Le 28 août 2021, des bandits armés ont ôté la vie du bâtonnier de l’ordre des avocats de Port-au-Prince d’alors Monferrier Dorval. Les photos montrant son corps inerte gisant au sol  devenaient virales durant cette nuit. Depuis, le barreau de Port-au-Prince a décrété les  « 28 » de chaque mois, jour de Dorval. Le 28 avril 2021 dernier, des troubles ont paralysé la circulation dans les rues de Port-au-Prince obligeant le conseil à reporter l'événement prévu à cet effet. A l’hôtel Montana ce mercredi 5 mai, la 8e conférence-débat devant marquer cette date a eu lieu.

 

« Intellectuel haïtien, juriste, professeur, Monferrier Dorval ne restait jamais insensible aux évènements de son pays. A chaque fait marquant de l’actualité, il réagissait par un écrit en professant  un amour particulier pour la règle de droit. Avocat, Il exerçait le métier en conciliant représentants et assistants avec amour, panache et respect pour ses clients et ses adversaires », décrit Marie Suzy Legros campant un homme qui, malgré toutes ses qualités et bonnes œuvres a pu trouver la mort dans des conditions que même la justice ne peut expliquer avec sagacité.

 

« Nous savons tous que l’assassinat est un acte, un fait répréhensible prévu et puni par le code pénal haïtien. C’est un meurtre commis avec préméditation. Il a résisté vainement avec ses agresseurs.
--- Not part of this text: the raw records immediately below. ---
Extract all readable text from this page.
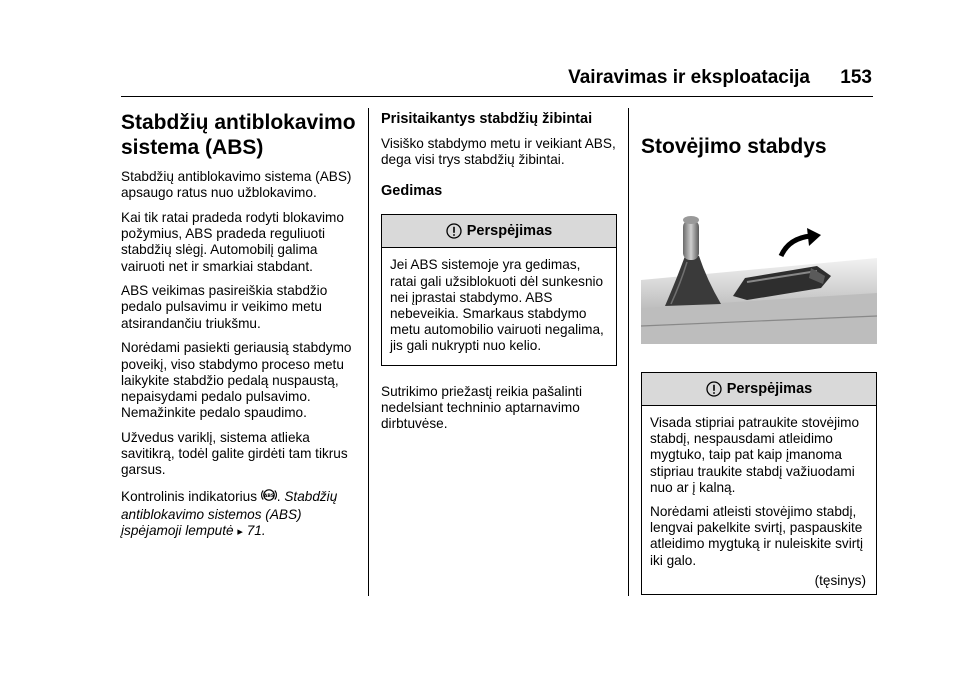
Vairavimas ir eksploatacija 153
Stabdžių antiblokavimo sistema (ABS)

Stabdžių antiblokavimo sistema (ABS) apsaugo ratus nuo užblokavimo.

Kai tik ratai pradeda rodyti blokavimo požymius, ABS pradeda reguliuoti stabdžių slėgį. Automobilį galima vairuoti net ir smarkiai stabdant.

ABS veikimas pasireiškia stabdžio pedalo pulsavimu ir veikimo metu atsirandančiu triukšmu.

Norėdami pasiekti geriausią stabdymo poveikį, viso stabdymo proceso metu laikykite stabdžio pedalą nuspaustą, nepaisydami pedalo pulsavimo. Nemažinkite pedalo spaudimo.

Užvedus variklį, sistema atlieka savitikrą, todėl galite girdėti tam tikrus garsus.

Kontrolinis indikatorius ABS . Stabdžių antiblokavimo sistemos (ABS) įspėjamoji lemputė ▸ 71.

Prisitaikantys stabdžių žibintai

Visiško stabdymo metu ir veikiant ABS, dega visi trys stabdžių žibintai.

Gedimas
Perspėjimas

Jei ABS sistemoje yra gedimas, ratai gali užsiblokuoti dėl sunkesnio nei įprastai stabdymo. ABS nebeveikia. Smarkaus stabdymo metu automobilio vairuoti negalima, jis gali nukrypti nuo kelio.

Sutrikimo priežastį reikia pašalinti nedelsiant techninio aptarnavimo dirbtuvėse.

Stovėjimo stabdys
Perspėjimas

Visada stipriai patraukite stovėjimo stabdį, nespausdami atleidimo mygtuko, taip pat kaip įmanoma stipriau traukite stabdį važiuodami nuo ar į kalną.

Norėdami atleisti stovėjimo stabdį, lengvai pakelkite svirtį, paspauskite atleidimo mygtuką ir nuleiskite svirtį iki galo.

(tęsinys)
L’intention de donner la mort était bien manifeste », argue l’actuelle bâtonnière de l’ordre des avocats de Port-au-Prince Marie Suzy Legros déplorant la lenteur qui rôde le dossier. « La direction centrale de la police judiciaire n’a toujours pas remis son rapport définitif », se plaint Mme Legros dénonçant la situation chaotique qui sévit dans le système judiciaire depuis peu. « 8 mois après, les portes du tribunal de première instance de Port-au-Prince sont fermées, celles des cabinets d’instruction également », fait remarquer la bâtonnière démontrant que les avocats ne peuvent fréquenter les lieux sans risquer leur vie. « Faudrait-il enfin voir dans cette situation un empêchement à l’aboutissement de l’enquête? », se questionne l’avocate.

 

« Nous ne faiblirons pas »

 

« Tout en attendant que la lumière soit faite sur les évènements du 28 août et que les autorités étatiques manifestent leur bonne foi pour que justice soit rendue à Me Monferrier Dorval, le conseil de l’ordre des avocats de Port-au-Prince, bâtonnat 2019-2021, a obtenu plus de 3.000 signatures tant à Port-au-Prince qu’à l’étranger sollicitant la création de la commission internationale d’enquête indépendante en vue d’une bonne instruction du dossier et de l’arrestation subséquente des auteurs intellectuels et des exécutants », informe l’avocate jurant que « nous ne faiblirons pas ».

 

De son cote, l’un des conseillers et avocats au barreau de Port-au-Prince Me Patrick Pierre Louis croit fermement que l’assassinat contre l’avocat Monferrier Dorval est une violence contre un pacte social pour le respect de la vie et de la dignité humaine. « Ils n’ont pas seulement ourdi un complot contre une personne mais contre un des fondements de l’État de droit ; ils n’ont pas exclusivement conspiré contre un bâtonnier mais violenté la fonction attribuée à l’ordre des avocats comme gardien du périmètre du droit dans son ressort ce, conformément au principe de base adopté par les nations unies en 1990 relativement au rôle du barreau en ce qui concerne le respect des normes établis », argumente Me Patrick Pierre Louis présentant le dossier de l’assassinat du l’ancien bâtonnier comme « le miroir où les parquetiers, les membres de  la police judiciaire, les juges et les autorités concernées de l’exécutif contempleront leur vrai visage ».

 

Rappelons-le, le Bureau des affaires criminelles (BAC), dans le rapport d’enquête soumis à la justice, avait indiqué que les « nommés Modelet Sénégeau, alias Abidy, Mackender Fils-Aimé, Dunès Vilpique, alias Jah, Markenson Charles, alias Cobra, Gerson Laurent, alias TiLuc ou Louko, Richelet Augustin, Johnny Toussaint et consorts se sont associés en malfaiteurs pour assassiner le citoyen Monferrier Dorval, bâtonnier de l’ordre des avocats de Port-au-Prince ».